It began with Doom 2016 – a Switch port so ambitious, it simply didn’t seem possible. However, since then, a procession of technologically ambitious current-gen console titles have migrated onto the Nintendo console hybrid, culminating in the arrival of the wonderful Metro Redux from 4A Games – highly impressive conversions and perhaps the closest, most authentic first-person shooter ports we’ve seen. So what’s the secret? How do developers manage to achieve such impressive results from five-year-old Nvidia mobile hardware?
“At first, I did have really big concerns performance-wise,” admits 4A’s chief technical officer, Oles Shishkovstov. “You know, going from base PS4/Xbox One with approximately six and a half or seven CPU cores running at 1.6 GHz to 1.75GHz down to only three cores at 1.0GHz sounds scary. The GPU was fine, as graphics can be scaled up and down much easier than, for example, game simulation code.”
The results of the conversion work are certainly impressive bearing in mind the yawning gap in CPU specs. 4A started out by translating over the existing Metro Redux games from PS4 and Xbox One (and to stress the point, Switch get last-gen ports here), a process the 4A team carried out very quickly, but this early version of the game could only manage frame-rates of around seven to 15 frames per second. The games were entirely CPU-bound.
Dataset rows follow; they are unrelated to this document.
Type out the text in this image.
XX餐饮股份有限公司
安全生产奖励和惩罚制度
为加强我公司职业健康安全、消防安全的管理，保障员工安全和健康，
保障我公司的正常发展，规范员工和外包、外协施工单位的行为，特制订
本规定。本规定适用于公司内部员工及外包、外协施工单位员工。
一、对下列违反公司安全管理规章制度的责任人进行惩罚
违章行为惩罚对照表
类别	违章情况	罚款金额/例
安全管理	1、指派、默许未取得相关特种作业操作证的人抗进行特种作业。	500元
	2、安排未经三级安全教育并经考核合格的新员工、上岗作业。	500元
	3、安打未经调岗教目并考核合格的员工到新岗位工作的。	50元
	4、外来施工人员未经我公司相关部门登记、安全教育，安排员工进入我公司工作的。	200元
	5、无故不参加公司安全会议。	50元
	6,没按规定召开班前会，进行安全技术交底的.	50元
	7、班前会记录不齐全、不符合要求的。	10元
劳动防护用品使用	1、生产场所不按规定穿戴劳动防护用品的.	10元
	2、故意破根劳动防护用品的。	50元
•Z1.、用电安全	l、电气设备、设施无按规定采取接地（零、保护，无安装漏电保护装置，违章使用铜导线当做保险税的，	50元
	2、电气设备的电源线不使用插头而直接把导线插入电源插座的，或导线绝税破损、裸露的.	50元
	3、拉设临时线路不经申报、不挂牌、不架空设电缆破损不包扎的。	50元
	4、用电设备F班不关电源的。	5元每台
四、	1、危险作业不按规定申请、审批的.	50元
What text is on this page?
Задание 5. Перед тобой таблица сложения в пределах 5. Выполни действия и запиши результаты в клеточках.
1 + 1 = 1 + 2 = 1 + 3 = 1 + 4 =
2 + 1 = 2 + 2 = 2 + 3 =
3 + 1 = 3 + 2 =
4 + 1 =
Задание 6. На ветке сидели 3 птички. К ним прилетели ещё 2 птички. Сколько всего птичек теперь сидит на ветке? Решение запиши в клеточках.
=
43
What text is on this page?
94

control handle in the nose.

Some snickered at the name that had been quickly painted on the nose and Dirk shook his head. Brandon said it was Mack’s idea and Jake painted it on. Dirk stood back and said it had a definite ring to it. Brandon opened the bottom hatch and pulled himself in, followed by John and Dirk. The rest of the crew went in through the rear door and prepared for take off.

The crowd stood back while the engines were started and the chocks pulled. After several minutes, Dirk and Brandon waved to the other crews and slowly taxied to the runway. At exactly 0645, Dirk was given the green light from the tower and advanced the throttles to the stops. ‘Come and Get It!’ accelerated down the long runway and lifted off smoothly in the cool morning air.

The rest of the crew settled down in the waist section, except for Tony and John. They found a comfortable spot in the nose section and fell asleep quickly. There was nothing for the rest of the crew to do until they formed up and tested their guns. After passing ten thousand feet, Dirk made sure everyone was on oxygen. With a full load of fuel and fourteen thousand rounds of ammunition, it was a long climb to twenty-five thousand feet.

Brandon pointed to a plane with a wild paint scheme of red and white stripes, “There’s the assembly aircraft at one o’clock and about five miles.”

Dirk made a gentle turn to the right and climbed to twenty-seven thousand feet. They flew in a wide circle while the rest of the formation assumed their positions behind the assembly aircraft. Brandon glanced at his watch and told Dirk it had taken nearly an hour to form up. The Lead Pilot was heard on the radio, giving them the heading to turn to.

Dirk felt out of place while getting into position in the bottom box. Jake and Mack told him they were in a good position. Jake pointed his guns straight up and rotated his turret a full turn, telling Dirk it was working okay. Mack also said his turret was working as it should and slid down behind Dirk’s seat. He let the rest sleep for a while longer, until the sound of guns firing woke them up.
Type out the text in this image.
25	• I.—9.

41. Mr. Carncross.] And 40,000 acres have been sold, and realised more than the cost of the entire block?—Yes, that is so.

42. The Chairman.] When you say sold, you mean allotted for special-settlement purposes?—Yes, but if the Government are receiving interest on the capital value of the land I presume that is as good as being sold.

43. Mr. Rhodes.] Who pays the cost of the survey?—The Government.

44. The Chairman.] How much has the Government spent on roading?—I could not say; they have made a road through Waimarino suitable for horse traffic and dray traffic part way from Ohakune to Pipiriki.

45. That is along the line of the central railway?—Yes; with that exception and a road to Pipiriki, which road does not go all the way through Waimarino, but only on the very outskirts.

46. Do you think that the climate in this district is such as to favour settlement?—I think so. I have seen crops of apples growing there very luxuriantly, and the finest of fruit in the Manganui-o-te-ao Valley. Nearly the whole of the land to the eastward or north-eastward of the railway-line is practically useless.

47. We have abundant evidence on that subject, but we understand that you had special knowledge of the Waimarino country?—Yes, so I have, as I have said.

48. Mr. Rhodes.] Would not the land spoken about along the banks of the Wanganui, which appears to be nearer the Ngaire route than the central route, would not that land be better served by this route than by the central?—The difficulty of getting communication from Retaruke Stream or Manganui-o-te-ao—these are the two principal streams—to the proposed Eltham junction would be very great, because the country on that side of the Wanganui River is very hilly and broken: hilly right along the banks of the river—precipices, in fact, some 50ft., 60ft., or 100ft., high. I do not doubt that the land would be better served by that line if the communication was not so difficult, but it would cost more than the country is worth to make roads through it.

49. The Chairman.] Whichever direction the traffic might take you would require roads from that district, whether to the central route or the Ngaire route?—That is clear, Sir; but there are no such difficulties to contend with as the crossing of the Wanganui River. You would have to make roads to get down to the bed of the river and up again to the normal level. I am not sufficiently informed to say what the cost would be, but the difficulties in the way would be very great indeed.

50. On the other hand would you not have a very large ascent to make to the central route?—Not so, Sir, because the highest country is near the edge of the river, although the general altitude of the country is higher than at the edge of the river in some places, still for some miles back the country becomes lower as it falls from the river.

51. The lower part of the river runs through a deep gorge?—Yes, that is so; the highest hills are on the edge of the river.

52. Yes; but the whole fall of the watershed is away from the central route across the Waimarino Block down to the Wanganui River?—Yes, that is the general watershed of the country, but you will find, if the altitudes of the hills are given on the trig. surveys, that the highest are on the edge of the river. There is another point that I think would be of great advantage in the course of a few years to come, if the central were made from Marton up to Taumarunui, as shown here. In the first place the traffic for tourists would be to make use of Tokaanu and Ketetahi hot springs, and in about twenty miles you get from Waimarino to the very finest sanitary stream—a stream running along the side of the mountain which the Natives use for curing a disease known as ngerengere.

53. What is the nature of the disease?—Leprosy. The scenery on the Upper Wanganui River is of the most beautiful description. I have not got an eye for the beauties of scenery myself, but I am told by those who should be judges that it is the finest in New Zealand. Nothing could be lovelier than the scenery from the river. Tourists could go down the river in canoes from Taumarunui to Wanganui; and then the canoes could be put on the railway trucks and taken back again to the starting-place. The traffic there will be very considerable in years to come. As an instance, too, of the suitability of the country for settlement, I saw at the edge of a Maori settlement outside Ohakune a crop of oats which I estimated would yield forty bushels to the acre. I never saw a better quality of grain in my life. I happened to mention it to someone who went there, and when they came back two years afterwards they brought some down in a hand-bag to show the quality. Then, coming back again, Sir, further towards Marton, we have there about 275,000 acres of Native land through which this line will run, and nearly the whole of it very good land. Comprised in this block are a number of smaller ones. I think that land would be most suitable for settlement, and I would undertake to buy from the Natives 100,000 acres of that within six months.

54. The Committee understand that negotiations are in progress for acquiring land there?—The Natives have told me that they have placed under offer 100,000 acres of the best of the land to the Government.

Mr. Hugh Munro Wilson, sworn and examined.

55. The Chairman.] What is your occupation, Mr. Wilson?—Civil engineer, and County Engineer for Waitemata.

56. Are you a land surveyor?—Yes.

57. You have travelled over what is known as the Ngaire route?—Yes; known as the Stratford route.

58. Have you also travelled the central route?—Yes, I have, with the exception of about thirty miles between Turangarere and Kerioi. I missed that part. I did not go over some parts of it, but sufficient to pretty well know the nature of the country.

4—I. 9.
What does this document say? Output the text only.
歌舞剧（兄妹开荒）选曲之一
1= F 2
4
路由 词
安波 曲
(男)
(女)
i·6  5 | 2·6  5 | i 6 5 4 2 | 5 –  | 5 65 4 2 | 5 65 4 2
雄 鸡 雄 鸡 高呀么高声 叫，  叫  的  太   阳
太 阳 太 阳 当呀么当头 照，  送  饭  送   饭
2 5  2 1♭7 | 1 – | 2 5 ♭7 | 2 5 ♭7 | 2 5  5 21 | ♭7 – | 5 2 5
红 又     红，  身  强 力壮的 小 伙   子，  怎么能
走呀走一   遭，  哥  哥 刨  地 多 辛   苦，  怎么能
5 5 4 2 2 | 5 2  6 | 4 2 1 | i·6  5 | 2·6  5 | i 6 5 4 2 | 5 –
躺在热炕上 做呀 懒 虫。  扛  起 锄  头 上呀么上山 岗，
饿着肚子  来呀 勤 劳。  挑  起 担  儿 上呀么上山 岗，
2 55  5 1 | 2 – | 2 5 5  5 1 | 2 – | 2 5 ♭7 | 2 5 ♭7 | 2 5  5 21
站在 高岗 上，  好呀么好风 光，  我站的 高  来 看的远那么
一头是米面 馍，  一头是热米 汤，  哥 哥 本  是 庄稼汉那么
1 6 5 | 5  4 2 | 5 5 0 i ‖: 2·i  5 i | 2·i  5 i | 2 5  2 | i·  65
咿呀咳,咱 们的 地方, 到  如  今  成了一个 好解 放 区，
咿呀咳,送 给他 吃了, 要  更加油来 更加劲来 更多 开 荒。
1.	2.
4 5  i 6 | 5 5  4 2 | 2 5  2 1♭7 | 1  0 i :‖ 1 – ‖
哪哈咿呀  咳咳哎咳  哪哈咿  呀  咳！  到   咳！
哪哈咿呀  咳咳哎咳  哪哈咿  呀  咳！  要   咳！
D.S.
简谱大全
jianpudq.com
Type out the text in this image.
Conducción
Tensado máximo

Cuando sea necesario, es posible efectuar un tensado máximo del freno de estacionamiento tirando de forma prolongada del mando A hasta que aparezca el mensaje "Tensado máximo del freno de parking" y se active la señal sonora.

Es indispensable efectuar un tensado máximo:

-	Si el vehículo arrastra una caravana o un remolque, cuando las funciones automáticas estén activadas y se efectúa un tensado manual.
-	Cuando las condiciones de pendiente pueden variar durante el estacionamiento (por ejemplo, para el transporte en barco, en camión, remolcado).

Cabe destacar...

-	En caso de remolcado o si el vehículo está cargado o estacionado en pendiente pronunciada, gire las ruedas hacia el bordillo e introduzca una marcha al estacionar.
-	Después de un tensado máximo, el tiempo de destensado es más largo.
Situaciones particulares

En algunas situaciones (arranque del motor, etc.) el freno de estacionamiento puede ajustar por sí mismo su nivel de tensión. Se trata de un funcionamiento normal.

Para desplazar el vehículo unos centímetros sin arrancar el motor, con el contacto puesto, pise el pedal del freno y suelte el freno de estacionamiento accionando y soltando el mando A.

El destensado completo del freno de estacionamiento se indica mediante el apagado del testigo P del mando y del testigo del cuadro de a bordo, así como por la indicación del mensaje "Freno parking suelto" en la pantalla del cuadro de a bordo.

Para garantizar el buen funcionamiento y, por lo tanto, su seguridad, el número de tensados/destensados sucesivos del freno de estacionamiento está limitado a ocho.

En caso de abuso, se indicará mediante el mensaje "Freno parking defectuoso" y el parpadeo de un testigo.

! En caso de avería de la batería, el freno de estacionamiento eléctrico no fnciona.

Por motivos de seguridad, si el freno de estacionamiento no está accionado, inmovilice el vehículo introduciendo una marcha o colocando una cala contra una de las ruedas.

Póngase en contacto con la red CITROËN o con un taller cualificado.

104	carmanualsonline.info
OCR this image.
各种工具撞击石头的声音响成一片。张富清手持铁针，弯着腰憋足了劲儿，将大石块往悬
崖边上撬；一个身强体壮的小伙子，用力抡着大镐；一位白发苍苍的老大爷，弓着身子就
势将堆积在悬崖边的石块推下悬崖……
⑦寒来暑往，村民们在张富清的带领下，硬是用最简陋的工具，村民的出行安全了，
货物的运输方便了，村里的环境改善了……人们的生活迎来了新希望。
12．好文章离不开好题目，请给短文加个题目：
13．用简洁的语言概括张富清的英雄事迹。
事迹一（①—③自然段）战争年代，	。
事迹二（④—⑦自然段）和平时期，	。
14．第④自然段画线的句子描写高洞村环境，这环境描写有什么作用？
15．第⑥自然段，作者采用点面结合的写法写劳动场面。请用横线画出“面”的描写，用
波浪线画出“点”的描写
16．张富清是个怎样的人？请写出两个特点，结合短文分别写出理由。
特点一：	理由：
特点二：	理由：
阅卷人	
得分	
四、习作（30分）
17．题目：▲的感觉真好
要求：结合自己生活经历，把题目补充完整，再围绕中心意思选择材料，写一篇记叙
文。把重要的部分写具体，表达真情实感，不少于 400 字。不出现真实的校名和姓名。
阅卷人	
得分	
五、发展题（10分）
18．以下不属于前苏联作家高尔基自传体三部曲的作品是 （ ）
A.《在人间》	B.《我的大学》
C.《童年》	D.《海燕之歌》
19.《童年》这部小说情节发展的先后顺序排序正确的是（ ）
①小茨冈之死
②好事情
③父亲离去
Halving the target frame-rate from the PS4 and Xbox One’s 60fps down to 30fps was required before the task of optimising systems began. “First, we backported some optimisations from Exodus to the Redux codebase,” Shishkovstov explains. “Then we focused on animation processing on the high level and on extracting ILP (instruction-level parallelism) out of the A57 on the low level – down to assembly. The low level optimizations alone got us to an unstable 30Hz when we were not GPU bound. Then the bone LODding arrived – the CPU [issue] was ‘solved’ even with some headroom necessary for stable framerate.”
Explained like that, 4A’s solution to the Switch’s CPU limitation seems fairly straightforward but the process of coding at the assembly level – literally the native language of the Switch ARM Cortex-A57 CPU cluster – can’t have been a walk in the park. Animation sucks up a lot of processor cycles, so the idea of adding level of detail (LOD) transitions to the system makes a lot of sense.